Perhaps the Crusaders won’t have everything their own way in this department on Saturday. Again, much will depend on how Peyper views the contest, and which team adapts to the referee’s interpretation.
The Crusaders have shown that they can adjust their tactics over the course of a game. One would expect them to emerge from this contest with a win and to claim their third-successive title.
Crusaders – 15 David Havili, 14 Sevu Reece, 13 Braydon Ennor, 12 Jack Goodhue, 11 George Bridge, 10 Richie Mo’unga, 9 Bryn Hall, 8 Kieran Read, 7 Matt Todd, 6 Whetukamokamo Douglas, 5 Sam Whitelock (c), 4 Mitchell Dunshea, 3 Owen Franks, 2 Codie Taylor, 1 Joe Moody.
Subs: 16 Andrew Makalio, 17 George Bower, 18 Michael Alaalatoa, 19 Luke Romano, 20 Jordan Taufua, 21 Mitchell Drummond, 22 Mitchell Hunt, 23 Will Jordan.

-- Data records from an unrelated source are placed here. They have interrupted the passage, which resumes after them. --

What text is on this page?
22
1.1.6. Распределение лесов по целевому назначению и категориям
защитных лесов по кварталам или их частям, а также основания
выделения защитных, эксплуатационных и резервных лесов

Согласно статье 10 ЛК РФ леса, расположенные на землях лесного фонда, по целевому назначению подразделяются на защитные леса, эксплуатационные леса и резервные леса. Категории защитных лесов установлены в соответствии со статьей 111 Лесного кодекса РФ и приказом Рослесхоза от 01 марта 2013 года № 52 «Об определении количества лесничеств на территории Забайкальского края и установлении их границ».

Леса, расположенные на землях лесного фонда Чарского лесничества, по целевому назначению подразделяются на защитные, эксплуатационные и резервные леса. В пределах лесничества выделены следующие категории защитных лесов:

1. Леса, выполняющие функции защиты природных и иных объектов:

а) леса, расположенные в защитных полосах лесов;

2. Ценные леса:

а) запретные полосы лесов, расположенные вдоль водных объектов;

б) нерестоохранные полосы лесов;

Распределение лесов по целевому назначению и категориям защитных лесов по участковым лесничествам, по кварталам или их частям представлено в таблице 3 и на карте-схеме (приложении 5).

Jaguares – 15 Emiliano Boffelli, 14 Matias Moroni, 13 Matias Orlando, 12 Jeronimo De La Fuente (c), 11 Ramiro Moyano, 10 Joaquin Diaz Bonilla, 9 Tomas Cubelli, 8 Javier Ortega Desio, 7 Marcos Kremer, 6 Pablo Matera, 5 Tomas Lavanini, 4 Guido Petti, 3 Santiago Medrano, 2 Agustin Creevy, 1 Nahuel Tetaz Chaparro.
Subs: 16 Julian Montoya, 17 Mayco Vivas, 18 Enrique Pieretto, 19 Juan Manuel Leguizamon, 20 Tomas Lezana, 21 Felipe Ezcurra, 22 Domingo Miotti, 23 Sebastian Cancelliere.